Les sociétés créées ont pour nom «Oasis» (transport routier et marchandises (1 800 000 dollars) «Aviculture du Sud» (1 000 000 dollars) la «Société Africaine de Coton» (250 000 dollars) la société «Tannerie Africaine» (1 200 000 dollars) la société commerciale «Espoir» (800 000 dollars) la société de concassage «l’Avenir» (1 200 000 dollars) la société hôtel «Akakos» (1 000 000 dollars) et société «Libyenne» pour le transport routier (250 000 dollars) et la société «Gazelle» pour la photographie.

Onzième sur la liste, la «Société de Transport et du Tourisme» a déménagé en Algérie.

D’autres sociétés devraient suivre selon le même principe et suivant la cadence de réalisation des premiers projets. Ces projets sont financés sur fonds publics via la Foreigner Bank représentée à Bamako par la BCS (la Banque Commerciale du Sahel).

Des jeunes Libyens qui veulent tenter l’aventure d’investir dans les pays africains bénéficient ainsi de ressources financières. Ces ressources sont, en fait, des prêts remboursables octroyés à des conditions douces.

Le hic est que, de leur création en 2003 à ce jour, aucune de ces sociétés n’a posé un acte dans le sens du démarrage de ses activités. Explications prises du côté libyen: on attend le reliquat du financement dont la moitié seulement est disponible à Bamako.

A l’analyse cet argument se révèle spécieux dans la mesure où le fonds disponible est à même de financer la moitié des projets. Une telle initiative présente l’avantage de faire bouger les choses car, faut-il le rappeler, cela fait deux ans que lesdites sociétés ont été mises sur les fonts baptismaux. Si elles avaient effectivement démarré, elles auraient déjà créé, au bas mot, 300 emplois.

Sans compter qu’elles auraient ouvert la voie à la création d’autres entreprises libyennes avec à la clé des centaines d’emplois et des dizaines de millions de dollars d’investissements. Pour le moment, toutes les parties semblent s’accommoder de cette situation, pour le moins, anormale. Les jeunes promoteurs libyens des sociétés créées reçoivent un traitement mensuel dépassant le million de FCFA vivent sur un grand pied et ne sont guère pressés.

N’auraient-ils pas intérêt que la situation s’éternise, pourvu qu’ils se la coulent douce sur les bords du «Djoliba»? N’en parlons pas pour le représentant du Bureau d’Investissement Populaire qui se taillerait dans les trois briques.
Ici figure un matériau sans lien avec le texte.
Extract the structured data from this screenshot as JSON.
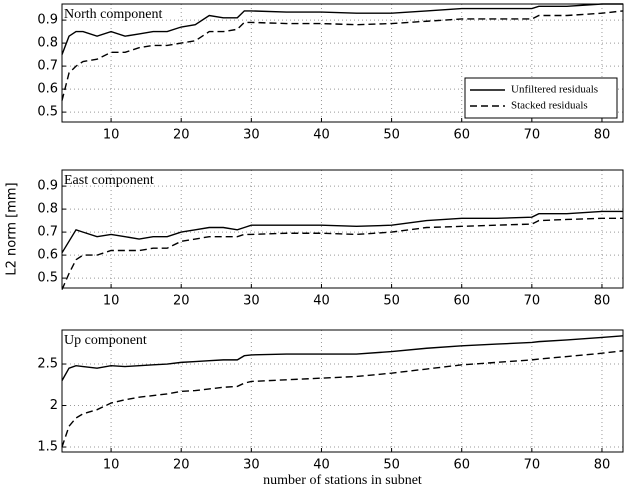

L’ambassadeur de la Jamahiriya Arabe Libyenne qui est le représentant de l’Etat libyen au Mali et qui se devait de rappeler à l’ordre les jeunes entrepreneurs a choisi lui aussi de garder le profil plutôt bas. Et le ministère en charge de la promotion des investissements dans tout ça? Comme les autres, il s’accommode de la situation. Devant le retard accusé dans le démarrage des sociétés en question, l’immobilisme et l’indifférence générale dont font preuve les protagonistes, les supputations vont bon train.

Les mauvaises langues vont jusqu’à prétendre que si la partie libyenne fait montre d’un tel immobilisme, c’est que, quelque part, la situation profiterait à des responsables, à travers les intérêts générés par le fonds domicilié à la Banque Commerciale du Sahel. La situation profite donc à tout le monde, sauf aux populations maliennes dont les conditions d’existence auraient pu s’améliorer grâce à la relance des activités économiques.

Et, bien sûr, le Frère Guide Kadhafi dont les pétrodollars prennent ainsi d’autres chemins que celui de la promotion du panafricanisme.